You'll see now that I couldn't leave him to face it alone."

"No. You couldn't. If you did, it wouldn't be Io."

"Ah, and I love you for that, too," she whispered, her voice and eyes one caress to him. "I wonder how I ever made myself believe that I could get over loving you! Now, I've got to pay for my mistake. Ban, do you remember the 'Babbling Babson'? The imbecile who saw me from the train that day?"

"I remember every smallest thing in any way connected with you."

"I love to hear you say that. It makes up for the bad times, in between.

The Babbler has turned up. He's been living abroad for a few years. I saw him at a tea last week."

"Did he say anything?"

"Yes. He tried to be coy and facetious. I snubbed him soundly. Perhaps it wasn't wise."

"Why shouldn't it be?"

"Well he used to have the reputation of writing on the sly for The Searchlight."

"That sewer-sheet! You don't think he'd dare do anything of the sort about us? Why, what would he have to go on?"

"What does The Searchlight have to go on in most of its lies, and hints, and innuendoes?"

"But, Io, even if it did publish--"

"It mustn't," she said. "Ban, if it did--it would make it impossible for us to go on as we have been. Don't you see that it would?"

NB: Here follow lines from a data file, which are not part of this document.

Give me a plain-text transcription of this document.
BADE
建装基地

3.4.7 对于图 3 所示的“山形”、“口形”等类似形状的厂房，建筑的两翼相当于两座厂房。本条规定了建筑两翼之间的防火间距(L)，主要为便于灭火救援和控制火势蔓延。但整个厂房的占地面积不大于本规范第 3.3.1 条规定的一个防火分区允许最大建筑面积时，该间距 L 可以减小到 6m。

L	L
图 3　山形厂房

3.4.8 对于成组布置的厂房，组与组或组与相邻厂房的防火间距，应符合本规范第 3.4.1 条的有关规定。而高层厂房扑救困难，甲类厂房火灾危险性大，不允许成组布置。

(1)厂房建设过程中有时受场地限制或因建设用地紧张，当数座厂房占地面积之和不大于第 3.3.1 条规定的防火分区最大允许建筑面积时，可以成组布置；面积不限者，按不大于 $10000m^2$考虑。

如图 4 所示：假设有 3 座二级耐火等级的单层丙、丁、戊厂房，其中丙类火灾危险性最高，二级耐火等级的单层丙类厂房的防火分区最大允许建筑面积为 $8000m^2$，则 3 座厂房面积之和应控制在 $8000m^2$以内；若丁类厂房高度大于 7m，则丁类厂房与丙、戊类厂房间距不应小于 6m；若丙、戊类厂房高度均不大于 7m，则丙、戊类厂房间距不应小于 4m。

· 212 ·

He turned sallow under his ruddy skin. "Then I'll stop it, one way or another. I'll put the fear of God into that filthy old worm that runs the blackmail shop. The first thing is to find out, though, whether there's anything in it. I did hear a hint...." He lost himself in musings, trying to recall an occult remark which the obsequious Ely Ives had made to him sometime before. "And I know where I can do it," he ended.